Document Type

Conference Proceeding

Publication Date

2018

Keywords

Spousal Support, Law Society of Ontario, Canada

Abstract

At last year’s Family Law Summit, after reviewing the 2016 appeal cases, I focussed my presentation on two SSAG issues: location in the ranges for amount and duration; and the SSAG exceptions. 2016 was a big year for SSAG cases in the Ontario Court of Appeal, notably the decision in Mason v. Mason, 2016 ONCA 725. Mason joins the three other “must-read” SSAG appeal decisions: Fisher v. Fisher, 2008 ONCA 11; Cassidy v. MacNeil, 2010 ONCA 218; and Gray v. Gray, 2014 ONCA 659.

2016 was also the year of the release of the Revised User’s Guide, an updated user’s guide to the Spousal Support Advisory Guidelines (April 2016). The “official” Guidelines document is still the final version of the SSAG, released by Justice Canada back in July 2008. The R.U.G. should be read with the 2008 SSAG document. The Revised User’s Guide updates the case law to February 2016 and offers lots of practical tips and ideas for the use of the SSAG. It is regularly cited by the courts (over 60 citations across Canada, over 30 in Ontario alone).

In 2016, Mason reminded us all not to default to the mid-point on amount, but to explain location in the range. A number of other 2016 appeals addressed “location”: Wharry v. Wharry, 2016 ONCA 920; Berger v. Berger, 2016 ONCA 884; and Elmgreen v. Elmgreen, 2016 ONCA 849.
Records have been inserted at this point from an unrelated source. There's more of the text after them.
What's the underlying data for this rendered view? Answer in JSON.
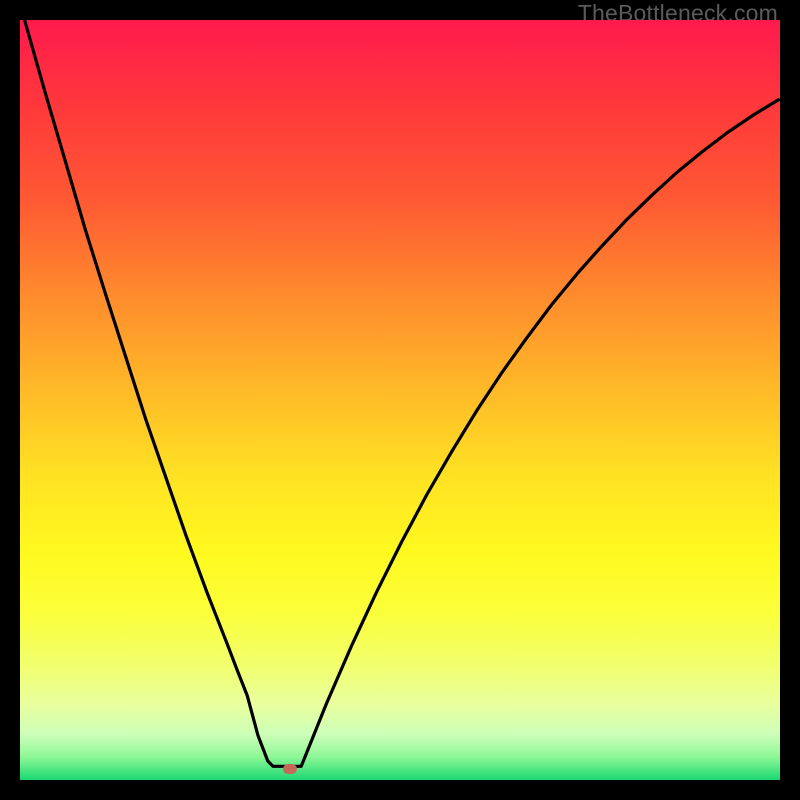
{
  "brand": "TheBottleneck.com",
  "chart_data": {
    "type": "line",
    "title": "",
    "xlabel": "",
    "ylabel": "",
    "xlim": [
      0,
      1
    ],
    "ylim": [
      0,
      1
    ],
    "gradient_stops": [
      {
        "pos": 0.0,
        "color": "#ff1a4d"
      },
      {
        "pos": 0.6,
        "color": "#ffe223"
      },
      {
        "pos": 1.0,
        "color": "#1bd872"
      }
    ],
    "series": [
      {
        "name": "left-branch",
        "x": [
          0.006,
          0.033,
          0.06,
          0.086,
          0.113,
          0.14,
          0.166,
          0.193,
          0.219,
          0.246,
          0.273,
          0.286,
          0.299,
          0.313,
          0.326,
          0.333
        ],
        "values": [
          1.0,
          0.905,
          0.813,
          0.724,
          0.638,
          0.554,
          0.473,
          0.395,
          0.32,
          0.247,
          0.178,
          0.144,
          0.111,
          0.059,
          0.025,
          0.018
        ]
      },
      {
        "name": "valley-floor",
        "x": [
          0.333,
          0.34,
          0.348,
          0.355,
          0.363,
          0.37
        ],
        "values": [
          0.018,
          0.018,
          0.018,
          0.018,
          0.018,
          0.018
        ]
      },
      {
        "name": "right-branch",
        "x": [
          0.37,
          0.403,
          0.436,
          0.469,
          0.502,
          0.535,
          0.568,
          0.601,
          0.634,
          0.667,
          0.7,
          0.733,
          0.766,
          0.799,
          0.832,
          0.865,
          0.898,
          0.931,
          0.965,
          0.998
        ],
        "values": [
          0.018,
          0.1,
          0.176,
          0.247,
          0.313,
          0.375,
          0.432,
          0.486,
          0.536,
          0.582,
          0.626,
          0.666,
          0.703,
          0.738,
          0.77,
          0.8,
          0.827,
          0.852,
          0.875,
          0.895
        ]
      }
    ],
    "marker": {
      "x": 0.355,
      "y": 0.015
    },
    "colors": {
      "curve": "#000000",
      "marker": "#c56a5b",
      "frame": "#000000"
    }
  }
}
If 2016 was “the year of location” in the Court of Appeal for Ontario, what about 2017? No such coherence is to be found, but there were a couple of important appeal decisions and a few baffling ones.

My other theme for 2017 and 2018 is the courts’ continuing struggle over what is or is not a “material change” on variations or motions to change. Here Ontario is not alone, as it has become a cross-Canada problem, and this only a few years after the Supreme Court of Canada restated the law on variation in L.M.P. v. L.S., 2011 SCC 64.